Free Love Poem: The Divorce

The Divorce

Keep safe distance.
Cite your claims.
Let the fog
Enshroud your shame.

Yield no whisper
Of remorse,
Give no sign
That you endorse

The fables of
The ancient wives,
Who kept their men
And lived their lives ..

The crossing bears
No one-way bar.
But shut your eyes,
And touch your scar,

Remember what
The madman said.
You just live once,
And then you're dead,

And happiness
Is all a myth,
The road ahead
Is clouded with

Who can't be changed.
So label them.
They can be named.

The madman said
You can't repair
Your love or life ...
But you're aware

Deep down below
The cloud of cries,
That life holds hope
That these are lies ...

The choice is yours,
To live or burn,
To hear the lies
Or to return.

Written by Anna Williams at age 32
Free Poems

This free poem is a Found Poem, written per the prompt at stoney moss: Found Poetry.

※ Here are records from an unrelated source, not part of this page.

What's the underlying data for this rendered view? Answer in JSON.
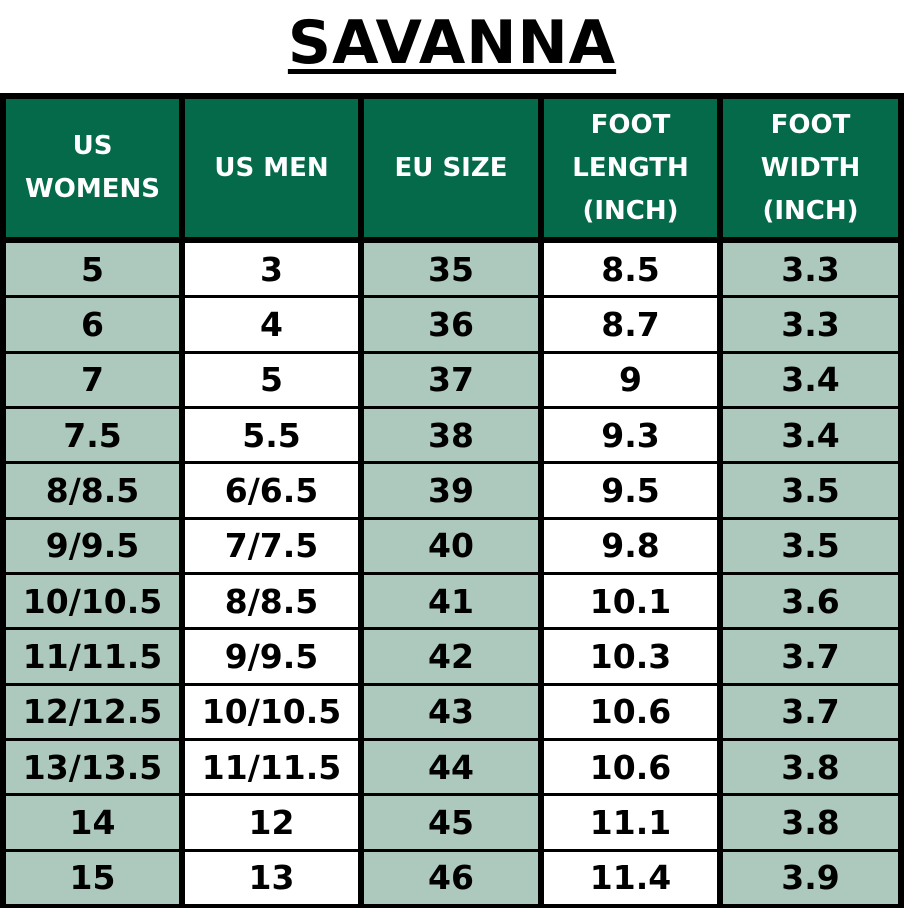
{
  "title": "SAVANNA",
  "colors": {
    "header": "#046a4a",
    "shaded": "#adc9bd",
    "border": "#000000"
  },
  "headers": [
    "US WOMENS",
    "US MEN",
    "EU SIZE",
    "FOOT LENGTH (INCH)",
    "FOOT WIDTH (INCH)"
  ],
  "rows": [
    [
      "5",
      "3",
      "35",
      "8.5",
      "3.3"
    ],
    [
      "6",
      "4",
      "36",
      "8.7",
      "3.3"
    ],
    [
      "7",
      "5",
      "37",
      "9",
      "3.4"
    ],
    [
      "7.5",
      "5.5",
      "38",
      "9.3",
      "3.4"
    ],
    [
      "8/8.5",
      "6/6.5",
      "39",
      "9.5",
      "3.5"
    ],
    [
      "9/9.5",
      "7/7.5",
      "40",
      "9.8",
      "3.5"
    ],
    [
      "10/10.5",
      "8/8.5",
      "41",
      "10.1",
      "3.6"
    ],
    [
      "11/11.5",
      "9/9.5",
      "42",
      "10.3",
      "3.7"
    ],
    [
      "12/12.5",
      "10/10.5",
      "43",
      "10.6",
      "3.7"
    ],
    [
      "13/13.5",
      "11/11.5",
      "44",
      "10.6",
      "3.8"
    ],
    [
      "14",
      "12",
      "45",
      "11.1",
      "3.8"
    ],
    [
      "15",
      "13",
      "46",
      "11.4",
      "3.9"
    ]
  ]
}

The item used to find this poem was the DMV Driver's Manual.


Deborah Vatcher said...

This is great! I had fun writing a found poem on my site too.

Whirling Dervish said...

Wow, Anna- that is fantastic. Your ability to find a poem like this in the DMV is great. I am surprised it has words like monstrosity in there! It makes you look at these things (or all written material) totally differently now....

writerwoman said...

But shut your eyes,
And touch your scar

Wow, I love that part.

Its awesome that this poem started as random words in a DMV manual.

Anna said...

Haha. No, "monstrosities" wasn't in the DMV manual. I just picked some words and then kept writing, picked some more words and wrote more, etc. Like "keep safe distance," "fog," "cite," "yield," "crossing," "one-way," "road," etc.

_Soulless_ said...

A carefully woven piece, focused well on the idea in the title; and you've certainly pulled it off. I am promptly impressed.


S. Thomas Summers said...
This comment has been removed by a blog administrator.
Ario said...

Agree with everyone above. This works very well. There are some interesting rhyming connections there that made me think and propel the poem on nicely from the start: claims and shame and remorse and endorse for example.

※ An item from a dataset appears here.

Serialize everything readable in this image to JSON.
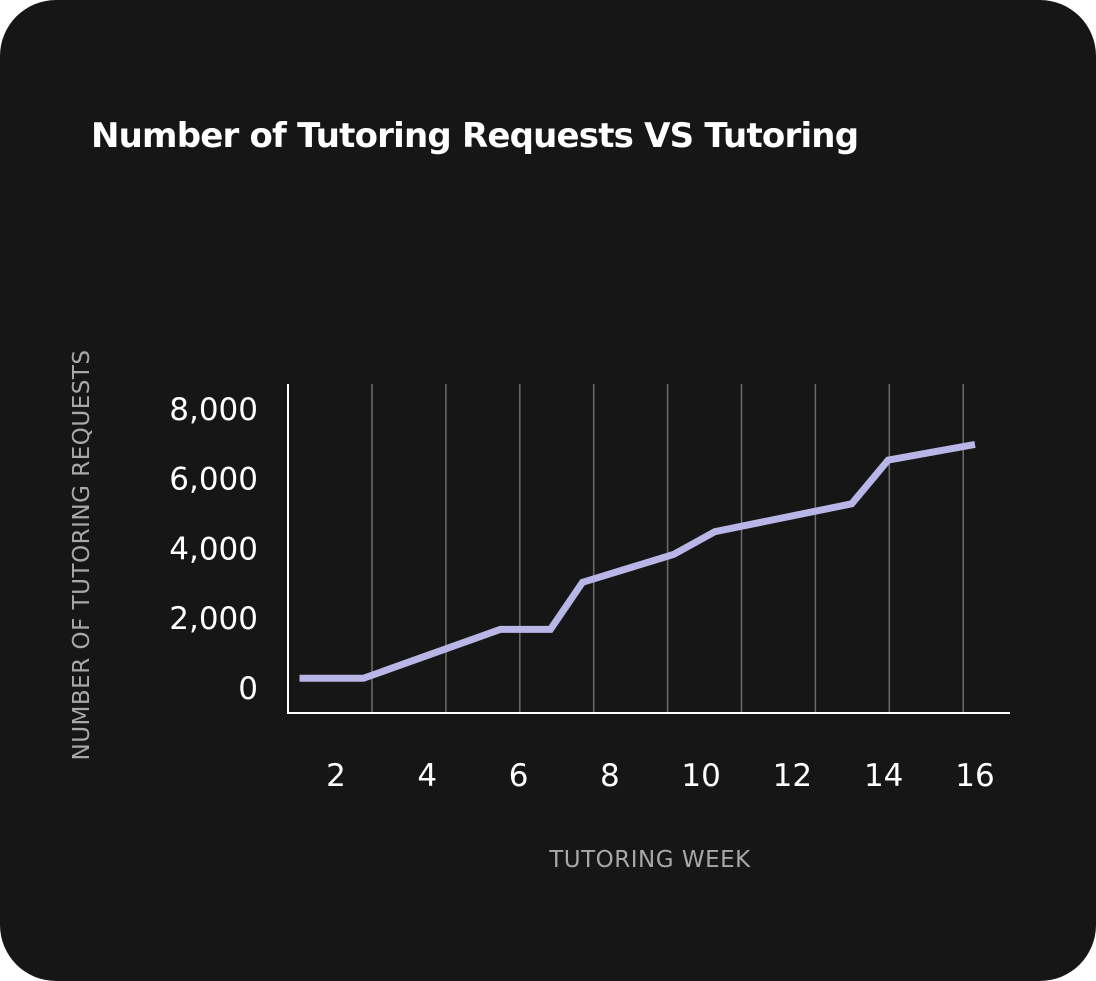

Label them, they can be named: stood out for me for some reason.

Again, one of those well crafted and exquisitely structured poems of yours.

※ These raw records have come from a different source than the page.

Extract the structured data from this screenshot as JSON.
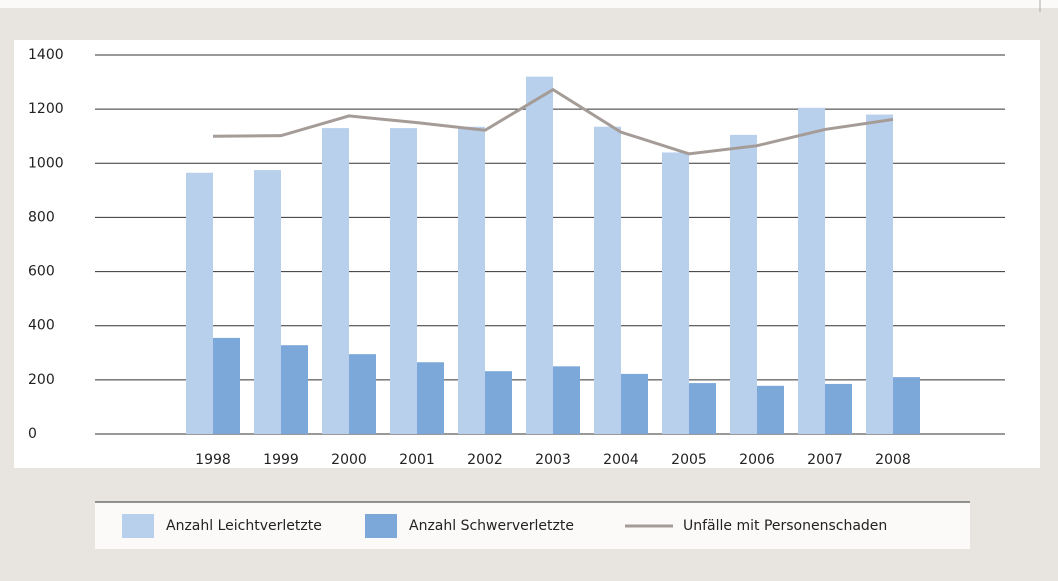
{
  "chart_data": {
    "type": "bar-line",
    "categories": [
      "1998",
      "1999",
      "2000",
      "2001",
      "2002",
      "2003",
      "2004",
      "2005",
      "2006",
      "2007",
      "2008"
    ],
    "series": [
      {
        "name": "Anzahl Leichtverletzte",
        "type": "bar",
        "color": "#b8d0ec",
        "values": [
          965,
          975,
          1130,
          1130,
          1135,
          1320,
          1135,
          1040,
          1105,
          1205,
          1180
        ]
      },
      {
        "name": "Anzahl Schwerverletzte",
        "type": "bar",
        "color": "#7ba7d9",
        "values": [
          355,
          328,
          295,
          265,
          232,
          250,
          222,
          188,
          178,
          185,
          210
        ]
      },
      {
        "name": "Unfälle mit Personenschaden",
        "type": "line",
        "color": "#a59c98",
        "values": [
          1100,
          1102,
          1175,
          1150,
          1122,
          1272,
          1115,
          1035,
          1065,
          1125,
          1162
        ]
      }
    ],
    "ylim": [
      0,
      1400
    ],
    "yticks": [
      0,
      200,
      400,
      600,
      800,
      1000,
      1200,
      1400
    ],
    "grid": true,
    "legend": "bottom"
  }
}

(pssst...note a little typo btw: your dead should be you're dead hope you don't mind me mentioning it...I think you're like me and would like to know:))

janetleigh said...

I love this, Anna. This is a little different than your others in that the lines are way shorter and dem thangs rhyme, too ;> but your rhyming pairs are great, especially:

claims and shame
remorse and endorse

and the following are great lines, too:

"shut your eyes, And touch your scar,"
"Remember what the madman said."
and then repeating "The madman said"

All in all, this is a great read and it's amazing you did this while driving..;>

Brian said...

Keep safe distance.
Cite your claims.
Let the fog
Enshroud your shame.

that just set up everything so nicely... a great balance between emotion of love, and the sterility of a contract. nicely done.